Now, if there are Earth-sized planets out there, shouldn't their
presence have a pretty sizable effect on the orbits of bodies such
as Neptune and Pluto? How can there be such large planets with no
measurable effects until 2017 technology came along?
Short answer: It's not the mass, it's the distance that really matters.
Longer answer: I can't do all the math, but to cover some of the basics. The Discovery of Neptune is the famous example based on unexplained orbital inconsistencies. Uranus' orbit wasn't following Newton's laws and the simplest explanation was that there was another undiscovered planet.
When you say an Earth sized planet, Earth is about 1/17th the mass of Neptune, so an Earth "Mass" planet in Neptune's orbit would have had 1/17th the effect on Uranus' orbit. That might have been too small to notice. I don't want to guarantee that, but it's entirely possible that 1/17th the effect would have gone unnoticed for some time.

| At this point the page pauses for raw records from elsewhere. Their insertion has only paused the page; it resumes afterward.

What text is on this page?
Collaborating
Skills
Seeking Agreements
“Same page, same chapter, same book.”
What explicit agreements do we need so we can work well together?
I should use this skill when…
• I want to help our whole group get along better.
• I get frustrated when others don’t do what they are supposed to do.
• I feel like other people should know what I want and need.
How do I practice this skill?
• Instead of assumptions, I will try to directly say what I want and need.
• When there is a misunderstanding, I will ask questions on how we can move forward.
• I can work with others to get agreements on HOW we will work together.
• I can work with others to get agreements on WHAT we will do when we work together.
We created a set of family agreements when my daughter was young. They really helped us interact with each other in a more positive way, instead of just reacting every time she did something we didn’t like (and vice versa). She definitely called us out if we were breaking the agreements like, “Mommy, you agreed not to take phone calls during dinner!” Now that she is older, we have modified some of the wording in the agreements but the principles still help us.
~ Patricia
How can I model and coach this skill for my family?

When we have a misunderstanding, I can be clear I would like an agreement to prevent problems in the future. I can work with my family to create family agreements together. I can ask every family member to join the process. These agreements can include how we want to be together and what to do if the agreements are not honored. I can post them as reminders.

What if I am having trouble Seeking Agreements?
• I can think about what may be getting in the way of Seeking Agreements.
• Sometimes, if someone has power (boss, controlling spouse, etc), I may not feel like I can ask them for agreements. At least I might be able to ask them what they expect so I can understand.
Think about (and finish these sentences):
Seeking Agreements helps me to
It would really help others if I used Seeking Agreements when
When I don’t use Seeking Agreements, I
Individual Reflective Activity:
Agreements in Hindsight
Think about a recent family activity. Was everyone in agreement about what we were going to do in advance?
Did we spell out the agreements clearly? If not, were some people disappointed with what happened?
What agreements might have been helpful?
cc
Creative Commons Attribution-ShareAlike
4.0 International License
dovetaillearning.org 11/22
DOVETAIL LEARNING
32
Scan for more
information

Uranus and Neptune's closest pass is about 10 AU from each other. For comparisons sake, Uranus and Pluto's closest pass is about 11 AU from each other. Planet 9 is currently about 20 times the distance from the Sun as Neptune. That puts it (ballpark) about 600 AU from Neptune currently and in this case, closest pass doesn't matter because it's effectively been in about the same part of the sky since Uranus has been observed.
Using the inverse square rule, at some 60 times the distance, that's 1/3,600 times the gravitational effect, and if we give it a mass of about 1/2 the mass of Neptune, that's about 1/7,200th the effect. That's teeny-tiny. In fact, it's not much greater than the gravitational effect that Pluto has on Uranus at closest pass (fun sidebar — Pluto gets closer to Uranus than it gets to Neptune - if this source is right).
And, it's even worse than that because it's not the gravitational pull but the tidal force that should be considered. Any tug that the theoretical Planet 9 gives to Neptune, it gives a similar tug to the entire inner solar system. If an object tugs on everything mostly equally, the observed effect is very small. It's the variation in tug on the outer planets to the inner panets that should be considered, and that's essentially the tidal force, where the 3rd power rule comes into play. That makes any gravitational perturbations a distant 9th planet would have on the inner planets, essentially negligable. Lower than a number of large Kuiper belt objects and that would be basically undetectable even with today's instruments. There's too much gravitational "noise" to detect something that small.
So, basically Pulchritude's answer — the vast distance is the problem. Any orbital perturbation from Planet 9 on the outer planets, Uranus and Neptune for even a large object at that distance is smaller than the effect from Pluto. It might have 5,000 times Pluto's mass, but at 60 times the distance, the tidal force at 60 times the distance is about 200,000 times less. (It's about 20 Neptune distances from the sun, but orbital perturbations are most noticeable at closest pass, and Neptune and Uranus pass within about 10 AU from each other), so that's where the 60 times more distant comes into play.
As Planet 9 moves closer to its perihelion it should become more detectable by orbital wobbles but even at closest pass it's too far for the perturbations to be significant. And it's likely to be discovered (assuming it exists), long before it reaches perihelion.